AWS Certified Developer – Associate — Question 98

A company has deployed a single-page application on AWS. The application stores assets in an Amazon S3 bucket. The application has an Amazon CloudFront distribution that is configured with the S3 bucket as the origin. Amazon API Gateway APIs access AWS Lambda functions that store information in an Amazon DynamoDB table. The application ingests a payload that includes 20 fields of sensitive data.

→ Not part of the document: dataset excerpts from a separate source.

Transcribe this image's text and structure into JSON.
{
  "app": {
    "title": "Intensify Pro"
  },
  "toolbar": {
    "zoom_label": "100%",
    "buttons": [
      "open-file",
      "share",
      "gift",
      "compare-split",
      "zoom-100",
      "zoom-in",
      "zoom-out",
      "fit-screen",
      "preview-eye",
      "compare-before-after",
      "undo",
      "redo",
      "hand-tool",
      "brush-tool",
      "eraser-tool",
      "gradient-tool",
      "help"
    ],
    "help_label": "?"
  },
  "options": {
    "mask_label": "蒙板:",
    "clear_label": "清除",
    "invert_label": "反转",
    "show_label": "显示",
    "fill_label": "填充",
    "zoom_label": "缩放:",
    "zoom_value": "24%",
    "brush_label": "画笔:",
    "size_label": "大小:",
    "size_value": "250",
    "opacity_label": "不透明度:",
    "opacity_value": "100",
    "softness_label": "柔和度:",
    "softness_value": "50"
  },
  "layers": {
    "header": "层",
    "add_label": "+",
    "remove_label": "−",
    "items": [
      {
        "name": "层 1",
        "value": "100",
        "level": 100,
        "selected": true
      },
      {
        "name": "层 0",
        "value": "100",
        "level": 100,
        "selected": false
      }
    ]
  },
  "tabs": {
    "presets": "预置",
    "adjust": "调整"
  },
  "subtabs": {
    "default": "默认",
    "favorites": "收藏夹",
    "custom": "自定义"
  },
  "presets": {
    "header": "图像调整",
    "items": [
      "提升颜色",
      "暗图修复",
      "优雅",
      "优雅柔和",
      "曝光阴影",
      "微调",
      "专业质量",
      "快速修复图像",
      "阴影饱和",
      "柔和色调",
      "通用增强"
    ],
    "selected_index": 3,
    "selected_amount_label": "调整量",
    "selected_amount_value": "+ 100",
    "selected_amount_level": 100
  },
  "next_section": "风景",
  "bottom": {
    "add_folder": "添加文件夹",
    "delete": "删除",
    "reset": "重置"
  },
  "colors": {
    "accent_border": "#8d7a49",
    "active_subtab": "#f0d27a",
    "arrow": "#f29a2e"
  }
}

Which combination of steps should a developer take to protect the sensitive data through its entire lifecycle in AWS? (Choose two.)

Answer options

• A. Create a Lambda@Edge function to encrypt data when CloudFront processes a client request. Configure the distribution to invoke the Lambda@Edge function when the origin request event occurs.
• B. Generate an AWS Key Management Service (AWS KMS) customer managed key that Lambda@Edge can use.
• C. Create an SSL/TLS certificate in AWS Certificate Manager (ACM). Associate the certificate with the Network Load Balancer.
• D. Set up a Network Load Balancer for API Gateway private integrations.
• E. Store the data in the S3 bucket by using server-side encryption with Amazon S3 managed encryption keys (SSE-S3). Transfer the encrypted data from the S3 bucket to the DynamoDB table.

Correct answer: A, B

Explanation

The correct answers, A and B, involve encrypting the data during its transfer and processing stages using a Lambda@Edge function and a KMS key. This ensures that sensitive data is protected both in transit and at rest. Options C, D, and E do not directly address the encryption of the sensitive data throughout its entire lifecycle as effectively as A and B do.